À l’occasion de l'avant-projet de loi d'orientation des mobilités (LOM), le gouvernement entend interdire de signaler les contrôles routiers par des services d’aides à la conduite. Les exploitants qui violeront cette disposition seront éligibles à une sanction pénale de 30 000 euros et deux ans de prison.

L’article R413-15 du Code de la route interdit aujourd'hui de détenir ou transporter des appareils visant à déceler la présence d’un radar. Cette interdiction est également étendue aux dispositifs ou produits « visant à avertir ou informer de la localisation d'appareils, instruments ou systèmes servant à la constatation des infractions à la législation ou à la réglementation de la circulation routière ».

En avril 2017, le gouvernement avait déjà préparé une autre extension de ces dispositions. Dans un avant-projet de décret signalé par nos soins, il prévoyait de prohiber sur les services d’aides à la conduite ou à la navigation la diffusion de messages « de nature à signaler la présence des forces de l’ordre dans des périmètres définis ».

Début 2018, cette mesure fut reprise par le plan du Comité interministériel de la sécurité routière présidé par Édouard Philippe. La mesure 12 prévoit de « permettre aux forces de l’ordre, à leur demande, de suspendre temporairement les systèmes de localisation de leur contrôle d’alcoolémie et de stupéfiants », ou encore à l’occasion d’opérations de lutte contre le terrorisme et la criminalité.
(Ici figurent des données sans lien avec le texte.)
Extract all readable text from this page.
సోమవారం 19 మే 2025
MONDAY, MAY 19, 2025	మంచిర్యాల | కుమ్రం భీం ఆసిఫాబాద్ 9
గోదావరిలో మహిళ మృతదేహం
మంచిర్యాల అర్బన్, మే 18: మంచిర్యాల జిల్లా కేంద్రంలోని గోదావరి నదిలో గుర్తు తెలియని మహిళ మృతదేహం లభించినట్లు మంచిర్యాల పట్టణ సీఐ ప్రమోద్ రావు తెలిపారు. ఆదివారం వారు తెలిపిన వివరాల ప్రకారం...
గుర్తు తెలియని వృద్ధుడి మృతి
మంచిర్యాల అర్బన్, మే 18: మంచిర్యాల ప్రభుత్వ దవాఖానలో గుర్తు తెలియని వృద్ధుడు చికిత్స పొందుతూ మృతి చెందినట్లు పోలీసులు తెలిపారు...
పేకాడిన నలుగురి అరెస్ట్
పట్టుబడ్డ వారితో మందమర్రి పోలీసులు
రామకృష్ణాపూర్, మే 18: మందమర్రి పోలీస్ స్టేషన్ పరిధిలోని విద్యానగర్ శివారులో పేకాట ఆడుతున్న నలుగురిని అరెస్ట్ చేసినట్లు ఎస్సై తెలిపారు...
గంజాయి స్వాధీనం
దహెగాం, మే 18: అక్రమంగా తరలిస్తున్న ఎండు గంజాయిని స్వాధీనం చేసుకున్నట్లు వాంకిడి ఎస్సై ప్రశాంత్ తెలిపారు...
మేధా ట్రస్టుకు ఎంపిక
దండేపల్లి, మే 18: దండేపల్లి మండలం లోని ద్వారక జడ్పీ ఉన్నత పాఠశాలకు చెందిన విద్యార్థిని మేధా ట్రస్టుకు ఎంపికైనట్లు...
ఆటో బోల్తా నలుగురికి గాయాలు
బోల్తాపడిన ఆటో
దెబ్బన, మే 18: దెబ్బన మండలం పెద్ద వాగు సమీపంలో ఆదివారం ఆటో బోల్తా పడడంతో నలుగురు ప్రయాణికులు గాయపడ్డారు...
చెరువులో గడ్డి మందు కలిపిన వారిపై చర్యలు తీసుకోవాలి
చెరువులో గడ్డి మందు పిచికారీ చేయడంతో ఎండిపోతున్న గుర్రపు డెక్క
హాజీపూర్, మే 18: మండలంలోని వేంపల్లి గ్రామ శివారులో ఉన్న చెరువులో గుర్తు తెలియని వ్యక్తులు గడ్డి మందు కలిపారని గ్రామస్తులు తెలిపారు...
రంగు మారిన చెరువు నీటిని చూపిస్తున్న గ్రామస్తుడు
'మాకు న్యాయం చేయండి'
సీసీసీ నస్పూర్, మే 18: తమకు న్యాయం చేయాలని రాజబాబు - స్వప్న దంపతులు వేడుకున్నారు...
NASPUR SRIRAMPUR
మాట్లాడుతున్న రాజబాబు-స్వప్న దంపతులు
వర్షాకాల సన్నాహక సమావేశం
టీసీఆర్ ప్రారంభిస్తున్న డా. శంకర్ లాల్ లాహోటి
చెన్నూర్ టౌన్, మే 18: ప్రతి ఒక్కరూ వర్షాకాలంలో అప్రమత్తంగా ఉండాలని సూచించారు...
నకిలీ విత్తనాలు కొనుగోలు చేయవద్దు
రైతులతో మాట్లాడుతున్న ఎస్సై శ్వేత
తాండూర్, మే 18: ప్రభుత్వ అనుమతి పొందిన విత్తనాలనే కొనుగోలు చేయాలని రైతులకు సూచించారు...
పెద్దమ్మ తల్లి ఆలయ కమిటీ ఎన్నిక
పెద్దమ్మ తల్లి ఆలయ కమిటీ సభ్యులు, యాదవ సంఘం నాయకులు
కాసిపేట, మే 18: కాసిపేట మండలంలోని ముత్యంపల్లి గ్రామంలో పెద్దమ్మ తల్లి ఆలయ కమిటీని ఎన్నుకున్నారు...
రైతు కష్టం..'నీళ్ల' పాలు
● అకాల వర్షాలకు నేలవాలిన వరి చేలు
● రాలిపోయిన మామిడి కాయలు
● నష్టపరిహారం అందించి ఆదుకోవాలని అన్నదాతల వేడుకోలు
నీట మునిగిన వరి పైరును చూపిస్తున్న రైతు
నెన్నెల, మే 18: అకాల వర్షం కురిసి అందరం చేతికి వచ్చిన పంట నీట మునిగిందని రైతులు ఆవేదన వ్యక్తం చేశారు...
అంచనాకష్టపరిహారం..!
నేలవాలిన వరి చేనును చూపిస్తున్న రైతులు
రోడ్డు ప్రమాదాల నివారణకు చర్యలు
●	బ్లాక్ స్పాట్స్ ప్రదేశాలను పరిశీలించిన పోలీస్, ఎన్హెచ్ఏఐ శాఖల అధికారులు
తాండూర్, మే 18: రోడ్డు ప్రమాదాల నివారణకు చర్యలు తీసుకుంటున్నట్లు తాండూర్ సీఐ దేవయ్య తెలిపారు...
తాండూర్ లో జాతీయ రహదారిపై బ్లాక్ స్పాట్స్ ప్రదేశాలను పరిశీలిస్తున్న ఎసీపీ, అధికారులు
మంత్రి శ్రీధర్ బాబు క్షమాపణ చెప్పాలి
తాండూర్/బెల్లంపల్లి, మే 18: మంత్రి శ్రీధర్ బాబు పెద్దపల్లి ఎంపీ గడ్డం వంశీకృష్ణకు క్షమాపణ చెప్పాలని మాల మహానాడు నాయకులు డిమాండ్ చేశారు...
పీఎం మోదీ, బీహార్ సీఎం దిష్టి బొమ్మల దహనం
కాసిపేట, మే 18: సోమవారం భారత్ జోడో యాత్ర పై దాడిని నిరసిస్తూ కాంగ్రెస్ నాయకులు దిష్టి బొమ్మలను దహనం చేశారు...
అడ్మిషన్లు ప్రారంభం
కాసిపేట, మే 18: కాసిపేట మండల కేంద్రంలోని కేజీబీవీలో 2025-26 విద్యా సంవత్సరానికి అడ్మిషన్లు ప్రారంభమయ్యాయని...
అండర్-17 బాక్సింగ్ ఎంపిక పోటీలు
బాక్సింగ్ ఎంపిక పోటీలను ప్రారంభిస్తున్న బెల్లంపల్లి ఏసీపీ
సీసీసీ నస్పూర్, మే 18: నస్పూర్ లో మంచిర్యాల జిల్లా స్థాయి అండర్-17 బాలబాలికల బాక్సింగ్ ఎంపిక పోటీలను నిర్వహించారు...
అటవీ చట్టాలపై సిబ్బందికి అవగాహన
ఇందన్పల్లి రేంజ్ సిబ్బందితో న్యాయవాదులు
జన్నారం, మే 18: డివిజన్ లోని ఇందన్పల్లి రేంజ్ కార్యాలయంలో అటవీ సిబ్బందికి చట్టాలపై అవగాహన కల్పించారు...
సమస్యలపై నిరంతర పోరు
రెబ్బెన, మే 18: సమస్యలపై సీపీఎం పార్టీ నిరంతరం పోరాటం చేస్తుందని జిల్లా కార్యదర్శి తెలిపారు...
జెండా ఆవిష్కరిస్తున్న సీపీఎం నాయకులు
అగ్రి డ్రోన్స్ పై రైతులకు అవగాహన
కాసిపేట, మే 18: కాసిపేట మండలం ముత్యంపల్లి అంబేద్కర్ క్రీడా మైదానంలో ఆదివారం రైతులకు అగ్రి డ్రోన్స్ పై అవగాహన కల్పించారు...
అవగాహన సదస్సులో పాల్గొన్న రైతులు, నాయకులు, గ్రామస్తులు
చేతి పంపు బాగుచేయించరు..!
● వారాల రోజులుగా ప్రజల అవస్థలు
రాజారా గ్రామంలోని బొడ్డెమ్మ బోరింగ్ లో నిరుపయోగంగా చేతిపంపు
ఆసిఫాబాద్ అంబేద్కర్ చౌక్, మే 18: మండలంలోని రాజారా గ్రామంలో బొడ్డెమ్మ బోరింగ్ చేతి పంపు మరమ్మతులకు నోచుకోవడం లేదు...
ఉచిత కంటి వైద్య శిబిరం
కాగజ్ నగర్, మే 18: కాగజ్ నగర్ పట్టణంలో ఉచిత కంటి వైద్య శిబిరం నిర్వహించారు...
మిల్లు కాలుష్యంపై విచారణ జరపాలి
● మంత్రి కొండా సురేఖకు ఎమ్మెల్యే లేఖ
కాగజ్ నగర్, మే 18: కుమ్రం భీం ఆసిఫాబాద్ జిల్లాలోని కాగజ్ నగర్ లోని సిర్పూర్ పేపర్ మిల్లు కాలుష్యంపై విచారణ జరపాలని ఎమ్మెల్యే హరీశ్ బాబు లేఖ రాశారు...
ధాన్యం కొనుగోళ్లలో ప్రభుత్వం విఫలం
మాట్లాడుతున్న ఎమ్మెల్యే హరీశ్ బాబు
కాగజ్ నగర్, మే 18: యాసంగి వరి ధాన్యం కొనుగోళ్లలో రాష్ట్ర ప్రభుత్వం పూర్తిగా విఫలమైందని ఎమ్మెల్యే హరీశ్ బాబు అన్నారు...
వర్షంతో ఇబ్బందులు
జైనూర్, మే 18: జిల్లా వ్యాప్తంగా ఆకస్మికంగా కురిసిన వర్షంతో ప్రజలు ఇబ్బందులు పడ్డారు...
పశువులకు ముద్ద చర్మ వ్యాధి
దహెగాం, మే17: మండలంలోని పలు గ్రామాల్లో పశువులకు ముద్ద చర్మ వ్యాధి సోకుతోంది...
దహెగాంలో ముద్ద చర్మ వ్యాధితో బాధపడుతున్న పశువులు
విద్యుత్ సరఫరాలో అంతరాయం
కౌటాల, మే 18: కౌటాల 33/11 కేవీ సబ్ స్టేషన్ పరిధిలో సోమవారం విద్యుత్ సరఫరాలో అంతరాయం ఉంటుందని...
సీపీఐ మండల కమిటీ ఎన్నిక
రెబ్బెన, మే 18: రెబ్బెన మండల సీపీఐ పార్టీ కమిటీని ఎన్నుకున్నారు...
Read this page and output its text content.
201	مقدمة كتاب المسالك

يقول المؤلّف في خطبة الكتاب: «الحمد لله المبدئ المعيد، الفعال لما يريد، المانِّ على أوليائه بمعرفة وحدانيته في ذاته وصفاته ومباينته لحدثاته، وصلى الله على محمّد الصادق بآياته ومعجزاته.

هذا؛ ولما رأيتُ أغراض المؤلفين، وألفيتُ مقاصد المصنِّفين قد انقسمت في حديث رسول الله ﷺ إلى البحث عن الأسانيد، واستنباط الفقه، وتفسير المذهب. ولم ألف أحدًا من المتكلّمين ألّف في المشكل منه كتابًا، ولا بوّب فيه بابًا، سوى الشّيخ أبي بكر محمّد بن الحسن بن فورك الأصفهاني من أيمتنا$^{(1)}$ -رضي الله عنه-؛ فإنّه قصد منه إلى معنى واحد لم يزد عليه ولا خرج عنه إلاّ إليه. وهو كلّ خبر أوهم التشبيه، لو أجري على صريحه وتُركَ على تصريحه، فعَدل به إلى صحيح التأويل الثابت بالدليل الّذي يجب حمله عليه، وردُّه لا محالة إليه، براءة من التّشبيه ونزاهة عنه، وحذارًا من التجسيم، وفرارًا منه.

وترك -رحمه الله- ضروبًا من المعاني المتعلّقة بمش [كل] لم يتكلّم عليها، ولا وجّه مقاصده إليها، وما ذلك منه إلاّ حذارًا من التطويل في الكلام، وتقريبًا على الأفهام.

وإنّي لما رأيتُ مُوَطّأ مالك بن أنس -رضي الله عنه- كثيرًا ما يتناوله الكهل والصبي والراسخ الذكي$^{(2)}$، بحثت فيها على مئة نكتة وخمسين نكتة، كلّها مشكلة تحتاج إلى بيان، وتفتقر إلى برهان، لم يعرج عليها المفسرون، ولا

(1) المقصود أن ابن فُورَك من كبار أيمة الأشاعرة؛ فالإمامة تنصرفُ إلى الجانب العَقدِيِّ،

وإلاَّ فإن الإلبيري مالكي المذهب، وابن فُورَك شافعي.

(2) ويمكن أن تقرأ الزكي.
Selon Matignon, avec cette interdiction, dont l’échéance prévisionnelle est toujours fixée à fin 2018, « les forces de l'ordre leur communiqueront le périmètre des zones pour lesquelles leur localisation ne devra pas être répercutée ». Le projet de décret d’avril 2017 n’a jamais été publié au Journal officiel. Au contraire, l’idée a gagné un cran normatif pour se retrouver dans l’avant-projet de loi Mobilités révélé par nos confères de Contexte.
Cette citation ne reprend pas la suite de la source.